Department of Haematology


  • Vitamin B12 and serum folate are no longer performed on elderly patients in the acute setting unless there is a specific indication e.g. macrocytosis +/- anaemia, (pan)cytopenia, or blood film report comment.
  • This test will not be repeated if it has been carried out within the last 3 months.
  • This test can be added on to a patient request if the laboratory has an appropriate sample that is less than 3 days old.
  • Grossly haemolysed, lipaemic or icteric samples may give erroneous results and will not be processed
  • See also: Ferritin Assay; Intrinsic Factor Antibodies
  • Tests performed at CGH

Sample Requirements

5ml Gold-top SST tube or 3.5ml Rust-top gel tube (Trust users only)

5ml gold tube

3.5ml rust top tube

Wherever possible, please send separate samples for haematinics and biochemistry.

Turnaround Times

3 working days from request

Reference Ranges

Analyte Range Units
Vitamin B12 180 - 1000 pg/mL
Folate >4.0 ng/mL

Please note:

  • The reference ranges provided are for adults. Reference ranges for infants and children are dependant on age. Results should be interpreted along with clinical features and other laboratory results.
  • B12 levels fall physiologically in pregnancy and this usually does not represent deficiency at a biochemical level. If the mother has otherwise unexplained anaemia (or has other clinical signs of B12 deficiency), consider a treatment trial of B12 replacement as suggested below (following local standard advice for non-pregnant individuals with low serum B12 values). Check intrinsic factor antibody status before B12 treatment. Prescribe parenteral B12 (1mg x 5 over 2 weeks). If intrinsic factor antibody positive, continue 3 monthly parenteral B12 replacement. If intrinsic factor negative withhold further parenteral B12. Repeat blood count and serum B12 estimation after 6 months. If serum B12 low resume 3 monthly B12 replacement. If serum B12 normal, monitor blood count and B12 annually.

Result Interpretation

Serum Folate

Serum folate falls rapidly with an inadequate diet despite sufficient body stores . It is however more reliably analysed than Red Cell folate and is therefore used to screen for folate deficiency.

The common causes of deficiency are inadequate diet, malabsorption, anti-folate drugs (especially anticonvulsants) and occasionally in association with any disease that causes increase cell turnover, e.g. exfoliation.

Vitamin B12

B12 Investigation and Treatment Algorithm

Interpretation is difficult. The following observations are offered.

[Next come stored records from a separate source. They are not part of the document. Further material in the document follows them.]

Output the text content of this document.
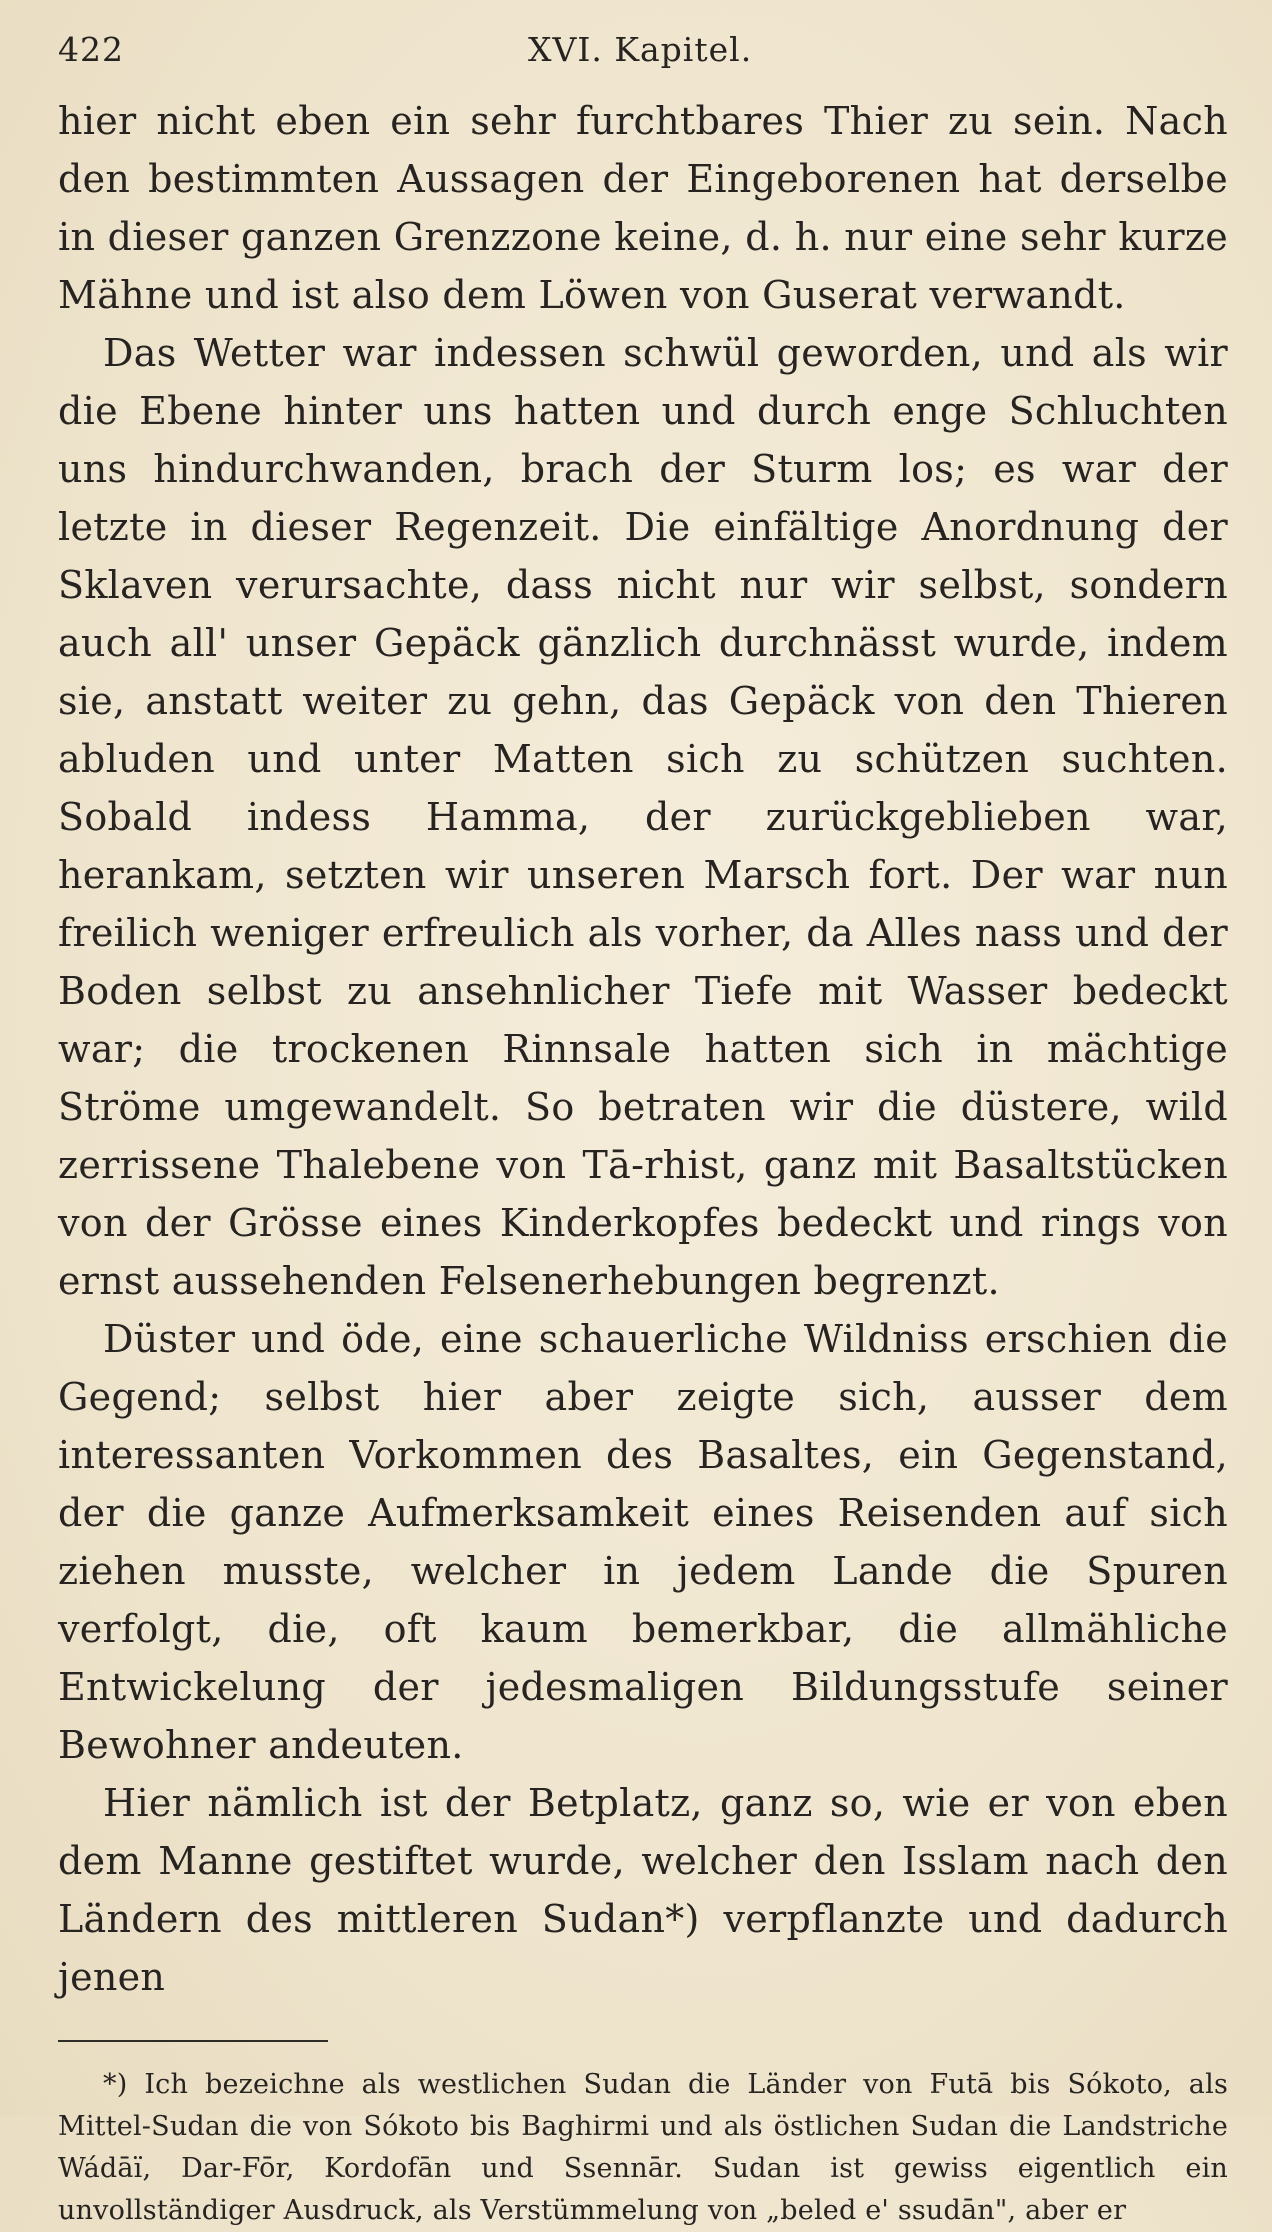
422	XVI. Kapitel.

hier nicht eben ein sehr furchtbares Thier zu sein. Nach den bestimmten Aussagen der Eingeborenen hat derselbe in dieser ganzen Grenzzone keine, d. h. nur eine sehr kurze Mähne und ist also dem Löwen von Guserat verwandt.

Das Wetter war indessen schwül geworden, und als wir die Ebene hinter uns hatten und durch enge Schluchten uns hindurchwanden, brach der Sturm los; es war der letzte in dieser Regenzeit. Die einfältige Anordnung der Sklaven verursachte, dass nicht nur wir selbst, sondern auch all' unser Gepäck gänzlich durchnässt wurde, indem sie, anstatt weiter zu gehn, das Gepäck von den Thieren abluden und unter Matten sich zu schützen suchten. Sobald indess Hamma, der zurückgeblieben war, herankam, setzten wir unseren Marsch fort. Der war nun freilich weniger erfreulich als vorher, da Alles nass und der Boden selbst zu ansehnlicher Tiefe mit Wasser bedeckt war; die trockenen Rinnsale hatten sich in mächtige Ströme umgewandelt. So betraten wir die düstere, wild zerrissene Thalebene von Tā-rhist, ganz mit Basaltstücken von der Grösse eines Kinderkopfes bedeckt und rings von ernst aussehenden Felsenerhebungen begrenzt.

Düster und öde, eine schauerliche Wildniss erschien die Gegend; selbst hier aber zeigte sich, ausser dem interessanten Vorkommen des Basaltes, ein Gegenstand, der die ganze Aufmerksamkeit eines Reisenden auf sich ziehen musste, welcher in jedem Lande die Spuren verfolgt, die, oft kaum bemerkbar, die allmähliche Entwickelung der jedesmaligen Bildungsstufe seiner Bewohner andeuten.

Hier nämlich ist der Betplatz, ganz so, wie er von eben dem Manne gestiftet wurde, welcher den Isslam nach den Ländern des mittleren Sudan*) verpflanzte und dadurch jenen

*) Ich bezeichne als westlichen Sudan die Länder von Futā bis Sókoto, als Mittel-Sudan die von Sókoto bis Baghirmi und als östlichen Sudan die Landstriche Wádāï, Dar-Fōr, Kordofān und Ssennār. Sudan ist gewiss eigentlich ein unvollständiger Ausdruck, als Verstümmelung von „beled e' ssudān", aber er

  • In clear cut deficiency, levels of B12 are nearly always <150 pg/mL and usually <100 pg/mL.
  • Pernicious anaemia is the cause of the majority of severe deficiencies in adults. Around 50% of patients with pernicious anaemia have intrinsic factor antibodies while this antibody is rarely seen in normal controls. Parietal cell antibodies are present in 90% of patients but are also seen in 1 - 2% of normal controls.
  • Patients with B12 in the borderline range (150 - 180 pg/mL) may have either early B12 deficiency or be healthy "low normal".
  • Neurological disease or glossitis may occur without anaemia or macrocytosis and may be irreversible.
  • Interpretation of early megaloblastic change in the marrow is difficult and cannot be reliably distinguished from myelodysplasia.

The following is advised:

Testing should be restricted to those with a suspected vitamin B12 deficiency (macrocytosis, anaemia, neurological deficit, glossitis or clinical condition known to cause B12 deficiency) and should not be used as a screening test.

When the B12 level is less than 150 pg/mL a presumptive diagnosis of B12 deficiency is made. Where the cause is not known, the laboratory will automatically check for intrinsic factor antibodies. If these are negative, a clinical decision has to be made as to whether further investigation is necessary for patient management. If the B12 is between 150 and 180 pg/mL, a therapeutic trial should be given. If there is a clinical response then a diagnosis of B12 deficiency is made and the appropriateness of further investigation as to cause should be determined.

If there is no response, it is likely that the patient is not B12 deficient and other causes of the clinical problem must be sought.

If further investigation is required, please contact a Consultant Haematologist.